Bayonetta 3 was built from the ground up for Nintendo Switch, pushing the increasingly outdated hardware to its absolute limits, and the result is astonishing. PlatinumGames must have used some real-life witchcraft to get the game running at 60fps, and although there are some occasional dips in framerate during graphically intensive segments, it’s understandable that some corners had to be cut to make the visuals look as incredible as they do. As a tech nerd with a high-end gaming PC, I walked away not only totally satisfied, but very impressed.

Bayonetta 3 is one hell of a good time. There is never a dull moment in this action/adventure threequel that’s sure to take your breath away. Even if your only knowledge of Bayonetta is that she’s one of the many characters in Super Smash Bros. Ultimate, now is the perfect time to see what this extraordinary franchise is all about.
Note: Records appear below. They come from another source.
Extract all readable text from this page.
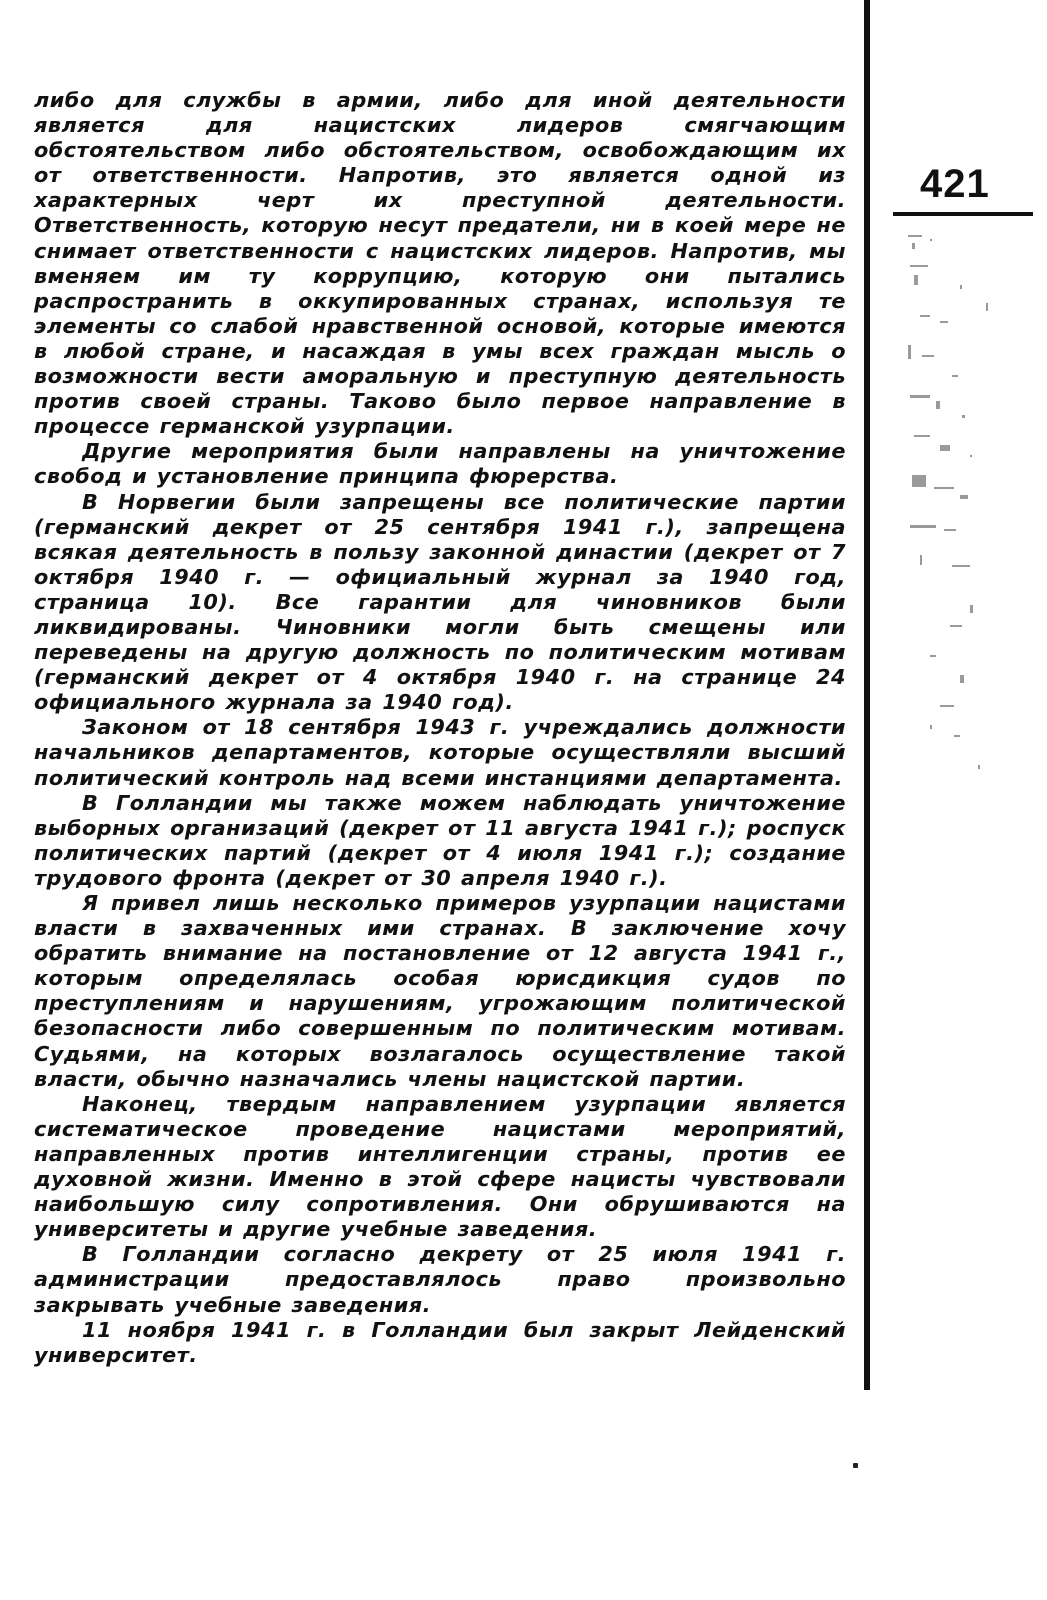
либо для службы в армии, либо для иной деятельности является для нацистских лидеров смягчающим обстоятельством либо обстоятельством, освобождающим их от ответственности. Напротив, это является одной из характерных черт их преступной деятельности. Ответственность, которую несут предатели, ни в коей мере не снимает ответственности с нацистских лидеров. Напротив, мы вменяем им ту коррупцию, которую они пытались распространить в оккупированных странах, используя те элементы со слабой нравственной основой, которые имеются в любой стране, и насаждая в умы всех граждан мысль о возможности вести аморальную и преступную деятельность против своей страны. Таково было первое направление в процессе германской узурпации.

Другие мероприятия были направлены на уничтожение свобод и установление принципа фюрерства.

В Норвегии были запрещены все политические партии (германский декрет от 25 сентября 1941 г.), запрещена всякая деятельность в пользу законной династии (декрет от 7 октября 1940 г. — официальный журнал за 1940 год, страница 10). Все гарантии для чиновников были ликвидированы. Чиновники могли быть смещены или переведены на другую должность по политическим мотивам (германский декрет от 4 октября 1940 г. на странице 24 официального журнала за 1940 год).

Законом от 18 сентября 1943 г. учреждались должности начальников департаментов, которые осуществляли высший политический контроль над всеми инстанциями департамента.

В Голландии мы также можем наблюдать уничтожение выборных организаций (декрет от 11 августа 1941 г.); роспуск политических партий (декрет от 4 июля 1941 г.); создание трудового фронта (декрет от 30 апреля 1940 г.).

Я привел лишь несколько примеров узурпации нацистами власти в захваченных ими странах. В заключение хочу обратить внимание на постановление от 12 августа 1941 г., которым определялась особая юрисдикция судов по преступлениям и нарушениям, угрожающим политической безопасности либо совершенным по политическим мотивам. Судьями, на которых возлагалось осуществление такой власти, обычно назначались члены нацистской партии.

Наконец, твердым направлением узурпации является систематическое проведение нацистами мероприятий, направленных против интеллигенции страны, против ее духовной жизни. Именно в этой сфере нацисты чувствовали наибольшую силу сопротивления. Они обрушиваются на университеты и другие учебные заведения.

В Голландии согласно декрету от 25 июля 1941 г. администрации предоставлялось право произвольно закрывать учебные заведения.

11 ноября 1941 г. в Голландии был закрыт Лейденский университет.

421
With polished combat mechanics, gorgeous visuals, and masterful storytelling, Bayonetta 3 is simply bloody brilliant.

Bayonetta 3 launches for Nintendo Switch on 28th October 2022.


A copy of Bayonetta 3 for review purposes was provided by Nintendo UK.

10 thoughts on “Review: Bayonetta 3”

    1. Yes cuz the other two companies brushed off the series. i know Bayonetta is a 3rd party title but the series is exclusively on Nintendo except for the first one, it should be treated as a 2nd party for Nintendo and 3rd party for everyone Sony and Microsoft, if they later decide they want it though i doubt it.

  1. I’ll get this eventually I still have to get through bayo 2 tho, not a big action hack and slash fan. Good to see the switch doesn’t hold it back at least. It should sell better than the 2nd one and make a decent profit.